Monday 20 June 2016

Joanne Cox: Political Class gets priorities right,


as a miner dies in relative obscurity

by Les May

EARLY last Friday morning, a miner called John Anderson was killed in an East Cleveland potash mine.  His death was relegated to page 13 of the 'i' newspaper and merited just a quarter of a page of newsprint.  Last Thursday an MP called Joanne Cox was killed in the street.  So far the same newspaper has devoted eleven pages to her death which today included the fact that £800,000 has been donated to a charitable fund set up by her friends.

For the families of both of these people their deaths are an ongoing tragedy.   But that is all that they have in common.  Mr Anderson's death has been reported to HM Mines Inspectorate and no doubt there will be an inquest.  That may merit a few lines in the national press or it may not.  Local Labour MP, Tom Blenkinsop, has spoken of his concerns following the death and intends to meet the mine owners ICL Ltd and the mine unions.  There is no reason to suppose that Mr Anderson's death was anything other than a tragic accident.  But history suggests that if that presumption were to prove to be wrong no one would appear in the dock charged with causing his death.  A man has already been charged with the murder of Joanne Cox.

There's a bandwagon rolling and lazy journalists are determined to scramble aboard before its too late.  A particularly inept sub-editor at the 'i' managed to confuse Joseph Priestley who in 1733 was born in Birstall where the murder happened, with author J. B. Priestley who was born in Bradford in 1894.  A day before in the same paper Joan Smith in an otherwise sensible article decided there was a bit of mileage in referring to 'an apparent normalisation of the most grotesque misogyny' and Andrew Grice took yet another opportunity to have a go at Jeremy Corbyn just as he did the day after.  It seems no one can resist the temptation to use this tragedy to further their own agenda.

But it's not just the media which have tried to use the killing to their advantage.  The organisation 'Unite Against Fascism' which sees a climate of 'racist discussion' on immigration having been 'stirred up' during the EU referendum campaigning.  Whilst the Tories, Lib Dems and UKIP all announced they would not contest the seat at the forthcoming by-election the Liberty GB prospective candidate, a former BNP member, announced his intention to stand by saying 'We cannot let Jo Cox's death be in vain'.  The North-east branch of 'National Action' took the opportunity to post on Twitter, '#JoCox would have filled Yorkshire with more subhumans'.  I usually think that invoking the word Nazi means you know you are losing the argument, but for this comment it seems entirely appropriate.
Eager not to be labelled as 'Stirrer up in Chief' Nigel Farage turned psychiatrist saying the killing was the act of 'one man with serious mental health issues'. This line will no doubt play well with those papers which have done so much to use immigration to stoke up resentment against the EU,  'It wasn't me gov it was him'.

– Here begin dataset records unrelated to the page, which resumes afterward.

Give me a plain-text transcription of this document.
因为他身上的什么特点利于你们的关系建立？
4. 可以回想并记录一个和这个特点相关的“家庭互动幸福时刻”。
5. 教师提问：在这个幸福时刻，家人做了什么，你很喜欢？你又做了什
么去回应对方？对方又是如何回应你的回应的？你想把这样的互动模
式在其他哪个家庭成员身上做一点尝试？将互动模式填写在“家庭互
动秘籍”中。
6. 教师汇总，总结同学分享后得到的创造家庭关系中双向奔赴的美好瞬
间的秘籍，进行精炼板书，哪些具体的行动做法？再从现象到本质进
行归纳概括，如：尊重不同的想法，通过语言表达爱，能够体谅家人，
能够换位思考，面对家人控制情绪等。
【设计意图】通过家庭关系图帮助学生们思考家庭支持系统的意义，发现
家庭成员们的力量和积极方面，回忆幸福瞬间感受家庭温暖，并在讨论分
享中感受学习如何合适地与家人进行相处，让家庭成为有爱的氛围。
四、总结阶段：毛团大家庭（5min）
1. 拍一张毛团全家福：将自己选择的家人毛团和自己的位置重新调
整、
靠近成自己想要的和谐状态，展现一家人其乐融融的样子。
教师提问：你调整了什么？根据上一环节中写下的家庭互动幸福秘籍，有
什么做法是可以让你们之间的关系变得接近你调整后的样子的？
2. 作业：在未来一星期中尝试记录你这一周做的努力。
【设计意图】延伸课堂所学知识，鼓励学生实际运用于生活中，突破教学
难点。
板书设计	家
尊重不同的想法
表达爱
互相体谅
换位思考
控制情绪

Even the usually excellent Al Jazeera news channel managed to use it as an excuse to ask why the killing had not been labelled 'terrorism' when this epithet is so frequently attached to incidents involving Muslims.
Whatever this killing was it was not terrorism.  The whole idea of 'terrorism' is to terrorise the population at large by causing panic and uncertainty about whether you are going to be the next casualty.  Like the killing of Lee Rigby in 2013 Joanne Cox's killing was a carefully targeted attack.  Terrorists see the whole population of a country as a legitimate target.  The IRA Manchester bomb of 1996, the Twin Towers attack of 2001, the London Bombings of 2005, can all be accurately described as 'terrorism'.  By the same token the targeted killing of secular bloggers and academics in Bangladesh isn't terrorism either.

I find it distasteful that after her untimely death Joanne Cox is being given the 'Sleb' treatment by some sections of the media.   It's an old trick.  Lavish praise on what someone has done.  Associate yourself with similar views, which are of course the views of all 'right thinking people', and hey presto, a nice bit of self praise emerges.

Whatever Joanne Cox's qualities personally I'd like to see fewer MPs with a background of university, working for a charitable organisation, then the House of Commons, and more from John Anderson's background.

Whatever I think of Simon Danczuk's antics as an author and MP, he is surely right to draw attention to the fact that so many of his colleagues really do form a 'metropolitan elite'.  He could have added that they inhabit the same 'Westminster Village' as the journalists who write about them.